Many individuals whose statuses were updated to reflect their deaths are believed to have been detained by State authorities between 2011 and 2014,6 and most custodial deaths are thought to have occurred in places of detention run by Syrian intelligence or military agencies. The Commission has not documented any instance, however, where bodies or personal belongings of the deceased were returned.
These notifications or information upon which they were based have been issued by military hospitals.7 In nearly every instance, the records indicated natural causes of death such as “heart attack” or “stroke.” In other cases, the deceased were reportedly executed as a result of a decision by either the First or Second Field Court (including reportedly at Sednaya Prison). Some individuals from the same geographic area share common death dates, possibly indicating group executions.
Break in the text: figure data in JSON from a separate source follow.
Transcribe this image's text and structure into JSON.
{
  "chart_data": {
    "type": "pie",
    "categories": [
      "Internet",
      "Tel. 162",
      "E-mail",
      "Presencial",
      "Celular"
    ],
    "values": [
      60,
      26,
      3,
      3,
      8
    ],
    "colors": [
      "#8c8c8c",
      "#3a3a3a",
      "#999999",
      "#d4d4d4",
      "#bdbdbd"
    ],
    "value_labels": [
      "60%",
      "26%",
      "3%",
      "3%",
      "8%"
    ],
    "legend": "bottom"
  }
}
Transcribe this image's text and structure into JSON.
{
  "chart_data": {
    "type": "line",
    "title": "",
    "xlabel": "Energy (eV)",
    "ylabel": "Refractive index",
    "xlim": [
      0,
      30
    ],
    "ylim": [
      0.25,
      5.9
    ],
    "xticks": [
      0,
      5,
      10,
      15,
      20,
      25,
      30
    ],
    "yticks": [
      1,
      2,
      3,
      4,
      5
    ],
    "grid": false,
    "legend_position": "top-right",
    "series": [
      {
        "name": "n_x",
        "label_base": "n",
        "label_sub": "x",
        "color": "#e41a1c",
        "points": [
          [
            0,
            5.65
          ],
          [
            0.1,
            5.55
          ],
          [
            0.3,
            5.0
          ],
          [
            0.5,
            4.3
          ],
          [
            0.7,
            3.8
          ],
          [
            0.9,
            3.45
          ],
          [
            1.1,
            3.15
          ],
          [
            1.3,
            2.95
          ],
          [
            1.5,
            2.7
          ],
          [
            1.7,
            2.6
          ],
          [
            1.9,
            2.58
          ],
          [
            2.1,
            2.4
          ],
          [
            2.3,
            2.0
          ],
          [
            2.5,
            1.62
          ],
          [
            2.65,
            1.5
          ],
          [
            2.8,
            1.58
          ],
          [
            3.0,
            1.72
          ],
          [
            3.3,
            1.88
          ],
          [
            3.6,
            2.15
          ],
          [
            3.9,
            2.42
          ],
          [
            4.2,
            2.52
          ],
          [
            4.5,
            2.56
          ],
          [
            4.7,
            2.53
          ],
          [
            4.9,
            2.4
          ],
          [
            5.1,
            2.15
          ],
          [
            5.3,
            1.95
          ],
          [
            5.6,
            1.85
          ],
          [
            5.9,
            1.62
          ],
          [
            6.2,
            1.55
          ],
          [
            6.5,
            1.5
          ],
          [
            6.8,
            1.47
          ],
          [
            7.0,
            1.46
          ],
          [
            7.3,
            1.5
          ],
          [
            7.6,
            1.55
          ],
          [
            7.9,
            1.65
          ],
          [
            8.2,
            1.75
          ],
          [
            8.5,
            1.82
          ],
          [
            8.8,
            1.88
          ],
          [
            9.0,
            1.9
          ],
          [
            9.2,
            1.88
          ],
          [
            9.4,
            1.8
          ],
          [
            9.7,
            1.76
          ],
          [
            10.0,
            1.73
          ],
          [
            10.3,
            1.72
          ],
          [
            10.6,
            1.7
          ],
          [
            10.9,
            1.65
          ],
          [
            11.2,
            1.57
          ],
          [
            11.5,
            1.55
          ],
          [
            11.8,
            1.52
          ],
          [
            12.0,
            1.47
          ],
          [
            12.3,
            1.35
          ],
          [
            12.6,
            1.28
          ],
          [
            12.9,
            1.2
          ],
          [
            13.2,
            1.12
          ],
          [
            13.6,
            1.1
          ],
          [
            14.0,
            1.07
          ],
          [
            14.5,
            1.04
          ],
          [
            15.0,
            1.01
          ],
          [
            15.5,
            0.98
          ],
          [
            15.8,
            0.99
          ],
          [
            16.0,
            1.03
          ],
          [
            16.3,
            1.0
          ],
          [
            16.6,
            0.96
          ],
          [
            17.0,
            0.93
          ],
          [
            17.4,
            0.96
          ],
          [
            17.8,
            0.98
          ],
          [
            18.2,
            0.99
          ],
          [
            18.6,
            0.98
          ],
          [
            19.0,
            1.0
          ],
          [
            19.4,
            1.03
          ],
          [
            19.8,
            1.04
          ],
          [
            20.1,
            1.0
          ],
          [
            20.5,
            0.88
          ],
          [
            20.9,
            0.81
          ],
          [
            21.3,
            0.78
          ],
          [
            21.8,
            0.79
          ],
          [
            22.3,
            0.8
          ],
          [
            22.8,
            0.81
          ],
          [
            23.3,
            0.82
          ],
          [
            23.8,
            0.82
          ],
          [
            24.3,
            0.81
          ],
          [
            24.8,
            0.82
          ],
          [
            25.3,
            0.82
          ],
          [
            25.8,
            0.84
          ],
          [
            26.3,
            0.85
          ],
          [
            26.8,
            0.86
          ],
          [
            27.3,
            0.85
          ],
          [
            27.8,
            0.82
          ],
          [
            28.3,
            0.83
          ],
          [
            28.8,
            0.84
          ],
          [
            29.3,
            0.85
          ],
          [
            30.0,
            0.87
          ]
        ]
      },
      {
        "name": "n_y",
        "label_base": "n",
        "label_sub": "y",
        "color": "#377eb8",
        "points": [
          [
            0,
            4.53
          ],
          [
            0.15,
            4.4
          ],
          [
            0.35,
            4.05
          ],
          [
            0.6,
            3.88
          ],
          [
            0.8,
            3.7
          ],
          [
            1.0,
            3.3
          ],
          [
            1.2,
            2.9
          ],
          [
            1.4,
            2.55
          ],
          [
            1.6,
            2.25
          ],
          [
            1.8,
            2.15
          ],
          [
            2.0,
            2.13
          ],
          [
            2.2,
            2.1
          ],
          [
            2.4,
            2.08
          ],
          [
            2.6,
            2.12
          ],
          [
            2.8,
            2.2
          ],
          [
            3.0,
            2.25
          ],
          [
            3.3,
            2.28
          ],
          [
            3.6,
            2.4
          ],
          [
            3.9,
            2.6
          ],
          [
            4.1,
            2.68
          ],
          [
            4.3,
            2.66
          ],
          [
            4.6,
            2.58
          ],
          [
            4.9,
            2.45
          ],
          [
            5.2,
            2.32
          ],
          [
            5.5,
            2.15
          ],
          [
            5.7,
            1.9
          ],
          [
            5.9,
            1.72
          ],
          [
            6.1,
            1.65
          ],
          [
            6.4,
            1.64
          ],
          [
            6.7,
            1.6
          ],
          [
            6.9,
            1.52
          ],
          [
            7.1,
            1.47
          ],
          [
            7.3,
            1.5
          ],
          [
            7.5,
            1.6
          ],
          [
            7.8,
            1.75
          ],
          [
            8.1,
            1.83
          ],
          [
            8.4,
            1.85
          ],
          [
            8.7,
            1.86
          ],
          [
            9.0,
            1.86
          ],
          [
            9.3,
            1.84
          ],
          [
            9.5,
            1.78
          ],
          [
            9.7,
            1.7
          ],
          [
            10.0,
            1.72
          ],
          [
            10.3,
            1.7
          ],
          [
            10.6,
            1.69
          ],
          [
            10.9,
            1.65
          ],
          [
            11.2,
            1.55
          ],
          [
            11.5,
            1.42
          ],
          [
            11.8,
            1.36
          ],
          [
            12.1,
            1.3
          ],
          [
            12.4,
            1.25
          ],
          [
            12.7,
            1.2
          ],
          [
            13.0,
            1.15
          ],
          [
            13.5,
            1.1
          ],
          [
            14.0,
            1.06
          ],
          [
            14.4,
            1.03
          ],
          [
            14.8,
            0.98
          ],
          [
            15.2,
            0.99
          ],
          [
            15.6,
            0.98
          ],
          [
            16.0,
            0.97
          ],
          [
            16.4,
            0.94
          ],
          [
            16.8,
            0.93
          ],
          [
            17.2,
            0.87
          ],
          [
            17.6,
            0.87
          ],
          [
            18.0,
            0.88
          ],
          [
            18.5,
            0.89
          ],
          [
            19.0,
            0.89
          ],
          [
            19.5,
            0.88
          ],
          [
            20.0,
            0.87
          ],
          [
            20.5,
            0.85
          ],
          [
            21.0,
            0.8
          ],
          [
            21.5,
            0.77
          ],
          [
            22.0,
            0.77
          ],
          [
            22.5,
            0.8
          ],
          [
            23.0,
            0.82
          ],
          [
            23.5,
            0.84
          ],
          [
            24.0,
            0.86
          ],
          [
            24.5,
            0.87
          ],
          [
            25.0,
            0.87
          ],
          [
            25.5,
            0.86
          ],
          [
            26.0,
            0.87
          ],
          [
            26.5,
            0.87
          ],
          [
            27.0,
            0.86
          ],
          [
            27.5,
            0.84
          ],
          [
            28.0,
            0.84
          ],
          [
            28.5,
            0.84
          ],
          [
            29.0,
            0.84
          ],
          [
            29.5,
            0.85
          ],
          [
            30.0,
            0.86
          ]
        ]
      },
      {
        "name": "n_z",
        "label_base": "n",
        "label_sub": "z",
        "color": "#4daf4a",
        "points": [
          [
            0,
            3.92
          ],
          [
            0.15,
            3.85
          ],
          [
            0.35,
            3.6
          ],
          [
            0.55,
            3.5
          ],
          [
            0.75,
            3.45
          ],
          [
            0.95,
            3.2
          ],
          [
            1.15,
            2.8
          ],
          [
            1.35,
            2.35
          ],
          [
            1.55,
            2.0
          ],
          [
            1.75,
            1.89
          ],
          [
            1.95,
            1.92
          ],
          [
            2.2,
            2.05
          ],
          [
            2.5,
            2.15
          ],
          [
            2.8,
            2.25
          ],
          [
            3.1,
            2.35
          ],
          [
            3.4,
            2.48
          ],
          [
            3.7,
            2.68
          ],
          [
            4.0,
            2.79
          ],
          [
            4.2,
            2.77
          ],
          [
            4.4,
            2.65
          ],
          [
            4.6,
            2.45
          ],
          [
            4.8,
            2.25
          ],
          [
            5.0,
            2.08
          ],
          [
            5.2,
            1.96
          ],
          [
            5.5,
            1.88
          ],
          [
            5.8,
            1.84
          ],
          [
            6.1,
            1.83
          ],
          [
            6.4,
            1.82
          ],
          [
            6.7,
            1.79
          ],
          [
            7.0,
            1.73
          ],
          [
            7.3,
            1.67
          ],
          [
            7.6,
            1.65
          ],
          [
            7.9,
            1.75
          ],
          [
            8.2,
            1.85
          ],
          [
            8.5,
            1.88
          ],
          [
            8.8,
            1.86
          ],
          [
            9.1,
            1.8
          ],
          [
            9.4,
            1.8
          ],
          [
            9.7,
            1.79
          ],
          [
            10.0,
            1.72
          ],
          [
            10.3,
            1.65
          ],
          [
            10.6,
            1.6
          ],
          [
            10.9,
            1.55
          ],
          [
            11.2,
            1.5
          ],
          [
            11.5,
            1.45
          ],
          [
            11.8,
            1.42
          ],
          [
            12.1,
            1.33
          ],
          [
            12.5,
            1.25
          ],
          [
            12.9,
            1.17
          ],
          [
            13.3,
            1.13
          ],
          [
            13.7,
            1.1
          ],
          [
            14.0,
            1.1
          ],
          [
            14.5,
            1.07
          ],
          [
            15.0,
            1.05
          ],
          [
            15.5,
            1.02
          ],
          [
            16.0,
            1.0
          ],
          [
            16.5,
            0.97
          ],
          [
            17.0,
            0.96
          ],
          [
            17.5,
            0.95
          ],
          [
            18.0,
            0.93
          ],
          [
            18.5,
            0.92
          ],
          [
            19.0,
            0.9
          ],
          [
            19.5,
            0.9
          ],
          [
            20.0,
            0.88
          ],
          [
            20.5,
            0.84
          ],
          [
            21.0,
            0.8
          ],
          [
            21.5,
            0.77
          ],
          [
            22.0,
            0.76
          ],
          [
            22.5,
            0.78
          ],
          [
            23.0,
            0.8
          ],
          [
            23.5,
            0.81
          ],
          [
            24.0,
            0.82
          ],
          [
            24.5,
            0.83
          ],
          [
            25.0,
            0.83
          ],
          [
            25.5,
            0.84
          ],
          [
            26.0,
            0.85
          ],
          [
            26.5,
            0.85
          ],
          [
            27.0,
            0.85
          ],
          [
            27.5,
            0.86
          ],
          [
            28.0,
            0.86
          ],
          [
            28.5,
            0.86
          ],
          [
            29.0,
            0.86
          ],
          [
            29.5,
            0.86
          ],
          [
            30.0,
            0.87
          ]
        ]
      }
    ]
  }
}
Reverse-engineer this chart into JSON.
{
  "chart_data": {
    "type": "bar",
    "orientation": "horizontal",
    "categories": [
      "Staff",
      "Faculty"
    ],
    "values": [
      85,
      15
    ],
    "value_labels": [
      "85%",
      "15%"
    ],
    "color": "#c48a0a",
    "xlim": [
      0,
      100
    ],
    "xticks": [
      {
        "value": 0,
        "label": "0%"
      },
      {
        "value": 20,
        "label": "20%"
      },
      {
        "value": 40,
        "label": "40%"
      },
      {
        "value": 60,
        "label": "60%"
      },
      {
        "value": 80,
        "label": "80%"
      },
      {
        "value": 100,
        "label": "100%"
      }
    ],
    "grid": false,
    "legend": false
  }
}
In a pattern previously documented by the Commission, death certificates issued by staff at Tishreen military hospital (Damascus), for example, contained the name and date of birth of the victim, as well as the alleged date and cause of death. These certificates bore the stamp of Tishreen military hospital, and appeared to be signed by one or more officials.8 In stark contrast to the common causes of death of prisoners documented by the Commission,9 most of these death certificates recorded the cause of death as being a “heart attack.” Hospital officials did not provide information regarding the place of detention, with place of death in most cases stated to be Tishreen military hospital. Similar attestations were also issued at Mujtahid hospital (Damascus).10
Obtaining death certificates: national legislation and human rights implications
In Syria, the registration of birth, death, and marriage is organised on the basis of family units and therefore undertaken by a family member within one month of the event, in this case the receipt of a death notification.11 Under Syrian law and for deaths occurring inside the country, families thereafter have one month after obtaining a confirmation of death to apply for an official death certificate with the civil registry office. Without one, they are unable to move forward on legal aspects of the death. If they fail to apply for a death certificate within one month, they could be fined 3,000 Syrian pounds,12 and if they fail to apply within one year, a police report is required and the fine increases to 10,000 Syrian pounds.13 Taking into account the number of refugees and internally displaced persons countrywide,14 many displaced Syrians are currently not in a position to perform such obligations under law.
The lack of an official death certificate has many potential deleterious effects for the human rights of relatives of the deceased, including their housing, land, and property (HLP) rights. Given that HLP documents often exclude the names of women, female-headed households may face further challenges to secure tenure or prove inheritance rights or marital status.